Muyuan explained that the decline in feed costs was due to two main factors. Firstly, the prices of feed raw materials have been steadily returning to a more reasonable range. Secondly, the company has been adjusting its feed formula based on the cost-effectiveness of raw materials, effectively reducing feed costs. For instance, due to an increased use of wheat in their feed, the current proportion of soybean meal has been reduced to below 6%.
It’s noted that in 2022, the proportion of soybean meal in Muyuan’s feed was 7.3%, only about half of the industry average. Over a decade ago, the company began purchasing sprouted wheat, also known as “germinated wheat”, which was affected by rainy weather. This initiative not only helped reduce losses for grain farmers in Henan but also laid the foundation for Muyuan to continuously decrease feed costs. This year, with a higher proportion of germinated wheat, Muyuan has expanded its purchases, to some extent, alleviating concerns for the government.
Regarding the improvement in breeding performance in the first half of the year, Muyuan stated that it has achieved significant results in areas like pig health management and epidemic purification. For example, its overall survival rate has increased from about 80% last year to about 87% now. The PSY has grown from around 25 last year to about 28 now, and the feed-to-meat ratio during the fattening stage has decreased from about 3.0 last year to below 2.9 now.
Muyuan believes that there’s still potential for further improvement in various breeding performance indicators. Based on the current raw material prices and the ongoing trend of breeding performance improvement, the company aims to reduce the full cost of pig breeding to below 14 RMB/kg by the end of the year.
Muyuan’s performance forecast for the first half of 2023 indicates an expected loss of 2.55 billion to 3.25 billion RMB, a decrease of 51.37%-61.85% compared to the loss of 6.684 billion RMB in the same period last year. The company attributes this reduced loss mainly to a rise in the average selling price of live pigs and a decrease in pig breeding costs.

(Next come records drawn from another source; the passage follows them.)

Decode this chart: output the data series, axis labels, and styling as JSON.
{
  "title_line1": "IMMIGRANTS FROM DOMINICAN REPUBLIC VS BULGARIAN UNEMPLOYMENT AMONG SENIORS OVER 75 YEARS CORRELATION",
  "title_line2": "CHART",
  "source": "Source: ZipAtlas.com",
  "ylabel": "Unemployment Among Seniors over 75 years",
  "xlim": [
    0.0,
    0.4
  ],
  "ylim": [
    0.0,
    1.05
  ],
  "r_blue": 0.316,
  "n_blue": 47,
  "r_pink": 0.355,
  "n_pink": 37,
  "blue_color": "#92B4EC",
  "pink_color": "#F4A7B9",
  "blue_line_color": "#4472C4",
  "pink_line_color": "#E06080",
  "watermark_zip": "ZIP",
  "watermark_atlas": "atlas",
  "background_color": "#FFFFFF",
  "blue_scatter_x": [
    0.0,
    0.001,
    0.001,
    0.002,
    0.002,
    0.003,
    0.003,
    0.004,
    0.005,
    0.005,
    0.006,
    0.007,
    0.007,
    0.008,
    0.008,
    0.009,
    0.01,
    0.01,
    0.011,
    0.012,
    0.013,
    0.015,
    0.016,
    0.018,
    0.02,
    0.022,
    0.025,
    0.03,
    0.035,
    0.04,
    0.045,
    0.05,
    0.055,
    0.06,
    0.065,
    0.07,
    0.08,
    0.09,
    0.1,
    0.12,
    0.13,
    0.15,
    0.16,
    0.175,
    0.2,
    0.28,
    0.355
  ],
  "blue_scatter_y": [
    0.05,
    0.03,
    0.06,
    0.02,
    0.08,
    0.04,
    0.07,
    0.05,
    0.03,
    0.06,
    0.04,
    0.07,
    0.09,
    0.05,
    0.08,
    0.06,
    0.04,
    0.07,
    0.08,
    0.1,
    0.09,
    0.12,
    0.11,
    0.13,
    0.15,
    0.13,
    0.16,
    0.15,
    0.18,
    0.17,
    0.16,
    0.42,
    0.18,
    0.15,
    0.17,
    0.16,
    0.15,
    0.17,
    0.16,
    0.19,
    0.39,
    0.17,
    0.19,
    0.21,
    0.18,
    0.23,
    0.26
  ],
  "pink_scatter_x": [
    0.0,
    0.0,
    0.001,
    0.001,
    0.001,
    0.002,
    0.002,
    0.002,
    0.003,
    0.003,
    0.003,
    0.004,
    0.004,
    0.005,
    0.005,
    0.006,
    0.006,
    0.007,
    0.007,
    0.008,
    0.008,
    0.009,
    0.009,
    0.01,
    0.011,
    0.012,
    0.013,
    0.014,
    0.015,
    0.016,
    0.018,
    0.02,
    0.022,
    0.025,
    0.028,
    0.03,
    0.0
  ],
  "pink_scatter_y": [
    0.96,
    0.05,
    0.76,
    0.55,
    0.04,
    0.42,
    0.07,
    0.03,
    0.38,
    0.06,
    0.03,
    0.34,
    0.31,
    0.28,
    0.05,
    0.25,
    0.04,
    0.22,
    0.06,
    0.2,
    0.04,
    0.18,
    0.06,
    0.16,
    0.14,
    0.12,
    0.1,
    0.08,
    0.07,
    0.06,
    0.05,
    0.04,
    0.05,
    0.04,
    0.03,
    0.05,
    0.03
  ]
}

In fact, Muyuan’s live pig output in the first half of this year was slightly lower than the same period last year, with 30.265 million and 31.28 million respectively. However, its sales revenue of 50.698 billion RMB in the first half of this year was significantly higher than the 42.699 billion RMB in the same period last year. This is not only due to the rise in the average selling price of live pigs but also largely because of a higher proportion of piglets in last year’s output.
According to the teleconference, the full cost of Muyuan’s pig breeding in June 2023 was 14.6 RMB/kg, a decrease of more than 1 RMB/kg from the same period last year. The current cost of weaned piglets (averaging about 7kg) is around 300 RMB/head. The current market time for commercial pigs is between 180-190 days, with an average weight of about 120kg at the time of listing.
In terms of slaughtering, Muyuan slaughtered a total of 5.522 million pigs in the first half of this year, with a capacity utilization rate of nearly 40%, resulting in a sector loss of 300-400 million RMB. It is projected that the slaughtering capacity utilization rate will continue to rise in the second half of the year, with the annual slaughtering volume exceeding 12 million.